17 mai 2011
[Allergie à l’air du temps —
DSK: assez de pitié… c’est déplacé.]

Depuis 24 heures, les têtes molles de gauche & de droite rivalisent de compréhesion pour l’ancien directeur du FMI, sous prétexte qu’il serait présumé innocent, laissant à Marine Le Pen et Bernard Debré l’exclusivité d’un contre-feu à cet élan compassionnel pour un Puissant saisi au moment de sa déchéance. À l’exception de Cécile Duflot et Clémentine Autain, pas une réaction nuancée, chez les socialo-écolos, qui devraient pourtant s’inspirer du plus élémentaire bon sens: si tentative de viol il y a eu, notre première pensée va à l’abusée… même si l’accusation paraît à certains peu plausible, incohérente, invraisemblable. Bref, ça pue, ce parti pris qui voudrait salir le témoignage de l’une pour laver l’autre de tout soupçon. On connaît trop bien ce refrain-là: post coitus forcé l’animâle a le complot triste. Autrement dit, «C’est pas queue de ma faute, c’est rien qu’elle qui m’a provoqué…!?» Au milieu des années 70, sur une couverture de Charlie Hebdo, Reiser avait génialement caricaturé l’arrière-pensée ordinaire des procès pour viol: le président du tribunal grondait ainsi la chèvre qui avait porté plainte: «N’empêche, mademoiselle, vous n’aviez pas de culotte!». Lieux communs d’une société phallocratique qui n’a pas tellement changée, et dont on retrouve trace dans cette émotion médiatique sélective cherchant à tout prix à sauver la réputation de DSK. D’où ce sophisme répété à l’envi, de la bande FM aux éditoriaux de presse, ce présupposé aussi machiste que débilitant: la plaignante est a priori bluffeuse; et l’inculpé victime d’un malentendu.

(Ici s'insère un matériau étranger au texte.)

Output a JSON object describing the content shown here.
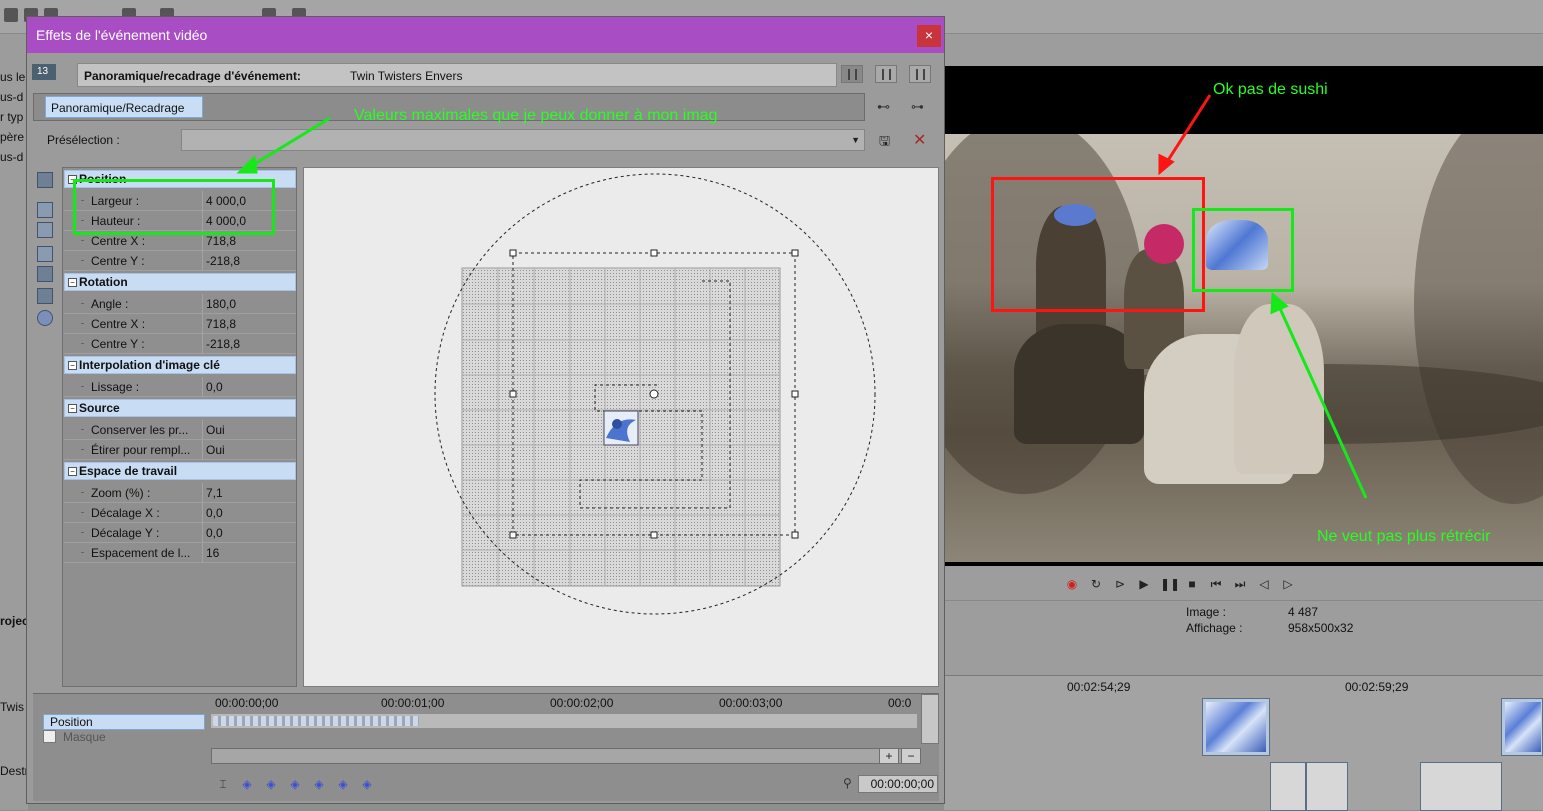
{
  "dialog": {
    "title": "Effets de l'événement vidéo",
    "close_glyph": "×",
    "fx_badge": "13",
    "header_label": "Panoramique/recadrage d'événement:",
    "header_value": "Twin Twisters Envers",
    "chain_tab": "Panoramique/Recadrage",
    "preset_label": "Présélection :",
    "preset_value": ""
  },
  "properties": {
    "sections": [
      {
        "title": "Position",
        "rows": [
          {
            "label": "Largeur :",
            "value": "4 000,0"
          },
          {
            "label": "Hauteur :",
            "value": "4 000,0"
          },
          {
            "label": "Centre X :",
            "value": "718,8"
          },
          {
            "label": "Centre Y :",
            "value": "-218,8"
          }
        ]
      },
      {
        "title": "Rotation",
        "rows": [
          {
            "label": "Angle :",
            "value": "180,0"
          },
          {
            "label": "Centre X :",
            "value": "718,8"
          },
          {
            "label": "Centre Y :",
            "value": "-218,8"
          }
        ]
      },
      {
        "title": "Interpolation d'image clé",
        "rows": [
          {
            "label": "Lissage :",
            "value": "0,0"
          }
        ]
      },
      {
        "title": "Source",
        "rows": [
          {
            "label": "Conserver les pr...",
            "value": "Oui"
          },
          {
            "label": "Étirer pour rempl...",
            "value": "Oui"
          }
        ]
      },
      {
        "title": "Espace de travail",
        "rows": [
          {
            "label": "Zoom (%) :",
            "value": "7,1"
          },
          {
            "label": "Décalage X :",
            "value": "0,0"
          },
          {
            "label": "Décalage Y :",
            "value": "0,0"
          },
          {
            "label": "Espacement de l...",
            "value": "16"
          }
        ]
      }
    ]
  },
  "keyframes": {
    "ruler": [
      "00:00:00;00",
      "00:00:01;00",
      "00:00:02;00",
      "00:00:03;00",
      "00:0"
    ],
    "tracks": {
      "position": "Position",
      "mask": "Masque"
    },
    "time": "00:00:00;00",
    "zoom_in": "+",
    "zoom_out": "−"
  },
  "annotations": {
    "max_values": "Valeurs maximales que je peux donner à mon imag",
    "ok_sushi": "Ok pas de sushi",
    "no_shrink": "Ne veut pas plus rétrécir",
    "colors": {
      "red": "#ff1414",
      "green": "#17e81a"
    }
  },
  "preview": {
    "image_label": "Image :",
    "image_value": "4 487",
    "display_label": "Affichage :",
    "display_value": "958x500x32"
  },
  "timeline": {
    "ruler": [
      "00:02:54;29",
      "00:02:59;29"
    ]
  },
  "left_panel": {
    "items": [
      "us le",
      "us-d",
      "r typ",
      "père",
      "us-d",
      "rojec",
      "Twis",
      "Destr"
    ]
  }
}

Alors, comme dans un rêve éveillé, je me prends à halluciner la retransmission TV, ce soir, en direct du Festival de Cannes, à l’heure de la montée des marches, pour la projection de L’Apollonide, souvenirs de la maison close, le film de Bertrand Bonello. Et si les douze «putains» du bordel en question, oui, ces douze intermittentes du pestacle retrouvant le goût épicé du dissensus, brandissaient ensemble une large banderole avec juste marqué dessus:
NOUS SOMMES TOUTES DES FEMMES DE CHAMBRE!!!
Et si, en levant des poings gantés de dentelle noire, les mêmes reprenaient en chœur quelques slogans bien sentis, du genre:
«Chaud, chaud, chaud, ras l’viol des lapins chauds!», «DSK, prends pas ton cas, pour une généralité!», «Quand une femme dit non, c’est pas oui, c’est non!», «Homme infâme du FMI, paie ta dette, par ici la sortie!»
Un happening sans doute inimaginable aujourd’hui, et c’est bien la preuve que certains réflexes se sont perdus, du côté d’une gauche au sens large… large mais pas forcément si lâche.